Social media has also been seen as a way for people to communicate and see beyond what biased media might be informing the mass public. Framing is a common issue in media and the news we see, hear, and read. Image use and representation, sounds, and preconceived ideas are consistently at the root of most news media messages (Bowen, 2012). The world or print and traditional news telling is slowly deteriorating and being replaced by the easily accessible handheld option of the web. It allows independent news sources to report and inform the people with real news when some networks might be forced to report in a certain tone. Till this very day more than three years have passed since that revolution.
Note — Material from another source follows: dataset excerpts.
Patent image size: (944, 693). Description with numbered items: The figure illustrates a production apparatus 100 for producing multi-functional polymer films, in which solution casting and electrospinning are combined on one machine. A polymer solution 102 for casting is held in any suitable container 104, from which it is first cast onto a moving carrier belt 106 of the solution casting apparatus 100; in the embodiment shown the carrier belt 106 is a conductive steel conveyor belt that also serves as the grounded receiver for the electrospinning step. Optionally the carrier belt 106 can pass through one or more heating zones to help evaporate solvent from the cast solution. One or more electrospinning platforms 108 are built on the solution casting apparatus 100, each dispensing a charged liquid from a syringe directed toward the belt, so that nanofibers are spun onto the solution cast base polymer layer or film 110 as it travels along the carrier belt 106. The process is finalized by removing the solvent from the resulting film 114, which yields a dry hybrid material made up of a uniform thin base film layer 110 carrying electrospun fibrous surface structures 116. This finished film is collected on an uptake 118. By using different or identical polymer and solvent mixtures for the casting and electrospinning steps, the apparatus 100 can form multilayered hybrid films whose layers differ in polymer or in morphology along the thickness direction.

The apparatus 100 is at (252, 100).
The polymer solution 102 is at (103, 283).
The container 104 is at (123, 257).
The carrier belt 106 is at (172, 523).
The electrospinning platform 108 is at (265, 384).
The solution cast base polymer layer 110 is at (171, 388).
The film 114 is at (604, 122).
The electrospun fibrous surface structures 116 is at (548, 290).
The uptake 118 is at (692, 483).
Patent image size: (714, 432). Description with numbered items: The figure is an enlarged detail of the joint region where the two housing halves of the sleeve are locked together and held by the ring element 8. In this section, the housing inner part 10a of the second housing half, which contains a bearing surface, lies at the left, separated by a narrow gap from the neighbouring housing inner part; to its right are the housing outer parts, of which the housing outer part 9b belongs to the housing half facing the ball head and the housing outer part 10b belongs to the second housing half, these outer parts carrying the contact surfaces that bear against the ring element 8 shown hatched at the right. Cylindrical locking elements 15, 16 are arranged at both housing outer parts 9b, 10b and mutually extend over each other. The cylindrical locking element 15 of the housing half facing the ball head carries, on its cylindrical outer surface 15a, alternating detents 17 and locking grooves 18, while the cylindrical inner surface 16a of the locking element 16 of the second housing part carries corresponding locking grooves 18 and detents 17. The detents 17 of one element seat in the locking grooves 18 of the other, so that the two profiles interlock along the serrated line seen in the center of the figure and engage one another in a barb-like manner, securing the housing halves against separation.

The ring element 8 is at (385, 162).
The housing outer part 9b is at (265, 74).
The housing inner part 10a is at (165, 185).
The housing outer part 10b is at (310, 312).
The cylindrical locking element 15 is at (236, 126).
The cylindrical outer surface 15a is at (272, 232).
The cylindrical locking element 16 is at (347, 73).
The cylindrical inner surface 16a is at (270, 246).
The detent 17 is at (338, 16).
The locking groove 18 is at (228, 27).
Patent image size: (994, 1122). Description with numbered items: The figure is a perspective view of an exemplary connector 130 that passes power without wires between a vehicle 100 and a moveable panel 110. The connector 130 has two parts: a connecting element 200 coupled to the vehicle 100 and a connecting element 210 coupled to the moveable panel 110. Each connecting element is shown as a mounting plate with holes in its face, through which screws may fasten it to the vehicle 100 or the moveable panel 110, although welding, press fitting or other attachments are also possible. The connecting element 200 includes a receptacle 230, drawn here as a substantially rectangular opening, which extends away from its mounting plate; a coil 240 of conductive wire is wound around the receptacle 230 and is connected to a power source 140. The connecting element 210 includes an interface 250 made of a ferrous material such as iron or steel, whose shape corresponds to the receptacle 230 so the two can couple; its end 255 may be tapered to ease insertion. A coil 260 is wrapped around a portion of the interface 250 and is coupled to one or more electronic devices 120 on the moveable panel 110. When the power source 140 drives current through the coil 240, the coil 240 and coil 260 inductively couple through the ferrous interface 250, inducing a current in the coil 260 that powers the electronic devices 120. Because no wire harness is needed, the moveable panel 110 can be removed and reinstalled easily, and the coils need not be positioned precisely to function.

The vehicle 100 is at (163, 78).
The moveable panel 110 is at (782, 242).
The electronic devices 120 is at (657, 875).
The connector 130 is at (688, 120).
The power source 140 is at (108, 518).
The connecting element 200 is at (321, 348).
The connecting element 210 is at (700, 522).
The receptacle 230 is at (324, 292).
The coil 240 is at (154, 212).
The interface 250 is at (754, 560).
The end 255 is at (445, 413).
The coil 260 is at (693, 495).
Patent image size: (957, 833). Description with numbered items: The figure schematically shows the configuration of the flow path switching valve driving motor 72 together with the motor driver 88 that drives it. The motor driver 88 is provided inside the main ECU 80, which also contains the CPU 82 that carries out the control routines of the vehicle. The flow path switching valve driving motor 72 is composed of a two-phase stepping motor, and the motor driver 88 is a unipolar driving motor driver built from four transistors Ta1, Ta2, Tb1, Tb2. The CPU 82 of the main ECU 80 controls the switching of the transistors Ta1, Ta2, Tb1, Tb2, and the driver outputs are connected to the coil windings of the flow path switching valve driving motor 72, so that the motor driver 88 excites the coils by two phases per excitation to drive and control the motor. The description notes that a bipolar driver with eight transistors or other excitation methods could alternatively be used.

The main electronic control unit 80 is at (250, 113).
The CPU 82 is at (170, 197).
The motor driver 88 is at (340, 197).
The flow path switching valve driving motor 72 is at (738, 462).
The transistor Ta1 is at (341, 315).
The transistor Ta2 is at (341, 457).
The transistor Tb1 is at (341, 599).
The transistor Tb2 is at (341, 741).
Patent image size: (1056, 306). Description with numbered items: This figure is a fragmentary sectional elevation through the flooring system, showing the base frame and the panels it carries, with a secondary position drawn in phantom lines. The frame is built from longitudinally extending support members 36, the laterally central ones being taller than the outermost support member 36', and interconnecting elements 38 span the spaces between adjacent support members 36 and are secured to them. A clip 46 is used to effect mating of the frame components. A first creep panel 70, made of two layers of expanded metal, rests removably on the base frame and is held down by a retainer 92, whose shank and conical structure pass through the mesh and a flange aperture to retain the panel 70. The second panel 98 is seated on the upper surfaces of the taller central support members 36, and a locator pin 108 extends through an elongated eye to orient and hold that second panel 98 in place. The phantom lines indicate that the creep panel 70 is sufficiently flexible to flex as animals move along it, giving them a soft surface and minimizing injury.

A new president, Mohammed Morsi came into office in mid-2012, and his regime was toppled as well a year later in mid-2013. A new president was elected afterwards, Abdel Fattah El-Sisi, and since he came into office, the political scene has fired up (CNN, 2013). It seems since the Arab Spring began in 2011, Egypt’s political situation has not really changed. Despite this, social media is a huge factor for why this continues to happen. Large groups of people are able to form groups with similar political motives and ideologies helping to start protesting and make change.
As effective as it was with toppling some regimes, certain dictators ran to blocking social media as effectively as possible in their regions. This was seen with Bashar Al-Assad, and what he did in Syria. With Syria however they got ahead of the curve. They knew that social media would help lead to people’s voices combining, and this would eventually lead to protests and requests regime change. Assad began blocking Facebook as early as 2007, with the idea of political activist groups forming, and not abiding to control by the government, all of which scared the regime (Youmans, et al, 2012). Four years later in Egypt, this scare was proven worthy for worry, as every dictator within the region could risk being overthrown or a countries possible revolution. Other countries such as China, have worked towards blocking and filtering social media as well (Youmans, 2012).
“What results is a social model of public relations in which traditional public relations responsibilities are distributed to social media users, and which depends on interactivity, legitimacy, and a user’s social stake,” (Smith, 2010).
As well, it was in the events of the Earthquakes in Haiti of 2010, that we see an example of non-organized publics integrate social media and create a discussion based on relief efforts. Due to this ongoing discussion and the communication that spread from it, organizations across the world came to attention, thus completing a vital public relations effort of raising awareness and communication on an incident. Smith believes this power shift has allowed for regular and everyday public to stem the responsibilities of communication from traditional activism forms (Smith, 2010).
This event shows how the use of social media can eventually benefit organizations, and may be vital in reconstructing the role of the activist in today’s modern society. Social media will continue to dominate the platform for activism and will only get stronger. Based on these specific historic examples of revolutionary movements by the public society, we see the traditional forms of communication are being met with modern advances. We can only learn and integrate these effective tools, and as these events have taught us, great change and social impact are possible with the proper communication.